Tejay & The Aussie. A passing of the torch.

”]Tejay van Garderen was the only BMC hire that made sense last year in their wild spending spree.

The big excitement was all about Mr Cycling Universe Philippe Gilbert coming in for megabucks and practically guaranteed two or three classics wins. The man was on fire and nobody had a clue how to put him out. We know how that turned out, don’t we?

The second addition was Thor Hushovd coming off a monster Tour de France with two stage wins and a week in yellow. After the disappointment of watching his domestique and stick-man Johan Van Summeren ride off with his coveted Paris Roubaix trophy, Hushovd was back in the action, a norse force, a dominating presence. Until he caught Gilbert’s virus and never recovered.

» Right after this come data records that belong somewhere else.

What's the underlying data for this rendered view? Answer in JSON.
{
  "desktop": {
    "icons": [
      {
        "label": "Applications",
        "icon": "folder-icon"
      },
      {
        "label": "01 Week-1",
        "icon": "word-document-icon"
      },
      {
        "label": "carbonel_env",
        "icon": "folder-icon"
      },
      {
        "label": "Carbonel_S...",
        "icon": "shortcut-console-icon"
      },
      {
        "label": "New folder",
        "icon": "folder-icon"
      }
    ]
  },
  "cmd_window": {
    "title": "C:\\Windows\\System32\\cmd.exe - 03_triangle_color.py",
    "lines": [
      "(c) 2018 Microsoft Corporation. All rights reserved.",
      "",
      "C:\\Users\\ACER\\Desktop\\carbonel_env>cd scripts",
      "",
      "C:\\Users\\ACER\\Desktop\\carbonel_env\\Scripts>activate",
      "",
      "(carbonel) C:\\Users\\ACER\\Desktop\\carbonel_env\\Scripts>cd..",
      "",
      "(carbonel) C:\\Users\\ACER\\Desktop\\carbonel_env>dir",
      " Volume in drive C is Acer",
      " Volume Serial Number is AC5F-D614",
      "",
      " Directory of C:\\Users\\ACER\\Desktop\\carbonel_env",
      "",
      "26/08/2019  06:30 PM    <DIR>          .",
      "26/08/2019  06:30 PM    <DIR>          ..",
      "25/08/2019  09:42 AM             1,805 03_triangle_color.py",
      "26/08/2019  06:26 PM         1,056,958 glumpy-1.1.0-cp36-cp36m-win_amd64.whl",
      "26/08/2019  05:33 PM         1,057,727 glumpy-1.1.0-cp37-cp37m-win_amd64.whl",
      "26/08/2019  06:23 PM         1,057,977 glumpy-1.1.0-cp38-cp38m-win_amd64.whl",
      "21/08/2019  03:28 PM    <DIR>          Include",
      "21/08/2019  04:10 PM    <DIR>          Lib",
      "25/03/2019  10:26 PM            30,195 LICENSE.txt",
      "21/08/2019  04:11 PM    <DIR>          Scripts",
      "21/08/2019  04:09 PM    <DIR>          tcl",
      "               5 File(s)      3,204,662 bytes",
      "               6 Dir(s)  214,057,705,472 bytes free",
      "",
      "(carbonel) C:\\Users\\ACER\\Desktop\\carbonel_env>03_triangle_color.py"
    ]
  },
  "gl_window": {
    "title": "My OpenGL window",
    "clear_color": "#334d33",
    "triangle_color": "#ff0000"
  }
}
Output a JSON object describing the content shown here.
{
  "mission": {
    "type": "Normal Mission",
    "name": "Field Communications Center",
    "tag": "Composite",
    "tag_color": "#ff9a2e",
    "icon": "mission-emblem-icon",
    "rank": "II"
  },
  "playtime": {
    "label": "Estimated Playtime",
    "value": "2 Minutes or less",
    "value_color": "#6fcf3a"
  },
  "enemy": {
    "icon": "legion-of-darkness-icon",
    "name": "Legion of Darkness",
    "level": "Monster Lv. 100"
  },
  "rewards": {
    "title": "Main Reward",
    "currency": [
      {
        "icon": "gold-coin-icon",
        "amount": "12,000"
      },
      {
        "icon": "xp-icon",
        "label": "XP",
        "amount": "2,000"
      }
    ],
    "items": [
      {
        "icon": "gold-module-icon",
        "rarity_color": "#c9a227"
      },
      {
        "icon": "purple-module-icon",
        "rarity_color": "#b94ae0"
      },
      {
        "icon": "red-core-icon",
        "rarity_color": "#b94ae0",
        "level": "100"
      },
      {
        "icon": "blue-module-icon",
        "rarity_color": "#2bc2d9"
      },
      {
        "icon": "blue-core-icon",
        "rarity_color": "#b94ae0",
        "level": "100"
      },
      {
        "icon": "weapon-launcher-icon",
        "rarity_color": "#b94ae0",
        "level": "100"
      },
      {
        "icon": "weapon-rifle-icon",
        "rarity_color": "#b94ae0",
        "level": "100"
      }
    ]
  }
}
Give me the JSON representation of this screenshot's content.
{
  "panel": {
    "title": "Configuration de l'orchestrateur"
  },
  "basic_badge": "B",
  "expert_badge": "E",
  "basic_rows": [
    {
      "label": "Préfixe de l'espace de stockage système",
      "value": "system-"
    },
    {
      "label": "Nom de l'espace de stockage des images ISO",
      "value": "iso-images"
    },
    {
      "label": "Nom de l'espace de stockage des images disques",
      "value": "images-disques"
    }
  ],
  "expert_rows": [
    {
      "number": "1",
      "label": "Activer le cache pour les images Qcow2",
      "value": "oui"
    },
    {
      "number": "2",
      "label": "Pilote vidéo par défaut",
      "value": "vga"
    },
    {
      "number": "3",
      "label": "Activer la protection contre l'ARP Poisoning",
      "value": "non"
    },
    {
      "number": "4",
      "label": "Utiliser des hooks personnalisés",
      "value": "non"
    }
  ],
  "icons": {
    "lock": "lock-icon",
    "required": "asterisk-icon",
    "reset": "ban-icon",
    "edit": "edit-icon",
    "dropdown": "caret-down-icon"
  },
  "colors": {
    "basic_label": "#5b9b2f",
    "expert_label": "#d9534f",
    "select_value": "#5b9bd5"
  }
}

It was a fantastic coup for BMC owner and rich man Andy Rhys to sign both those men — yay super-team! – but any fool could see if wasn’t going to help Cadel Evans much in his Tour de France defense.

The only meaningful improvement to the BMC roster, the plan to double Evan’s collection of maillot jaunes, was the young gun from Montana and Boulder, Colorado, Tejay Van Garderen. By comparison it wasn’t near enough to counter the Rogers, Porte, Froome hors category Sky train that Wiggins had at his disposal but it was something at least.

It was an a wise and long term smart move because even the casual observer could see that one day Van Garderen would win a Tour de France himself. He could climb and time trial but most of all he had the character, confidence and recovery to triumph in Le Grand Shindig.

The idea was that Van Garderen would learn from the master, tour winner Cadel Evans. He’d do his advanced studies in the Pyrenees and Alps over the next two years supporting Evans and soaking up both the shattering pain and finer points of what it takes to win the most brutal and beautiful stage race in all of cycling.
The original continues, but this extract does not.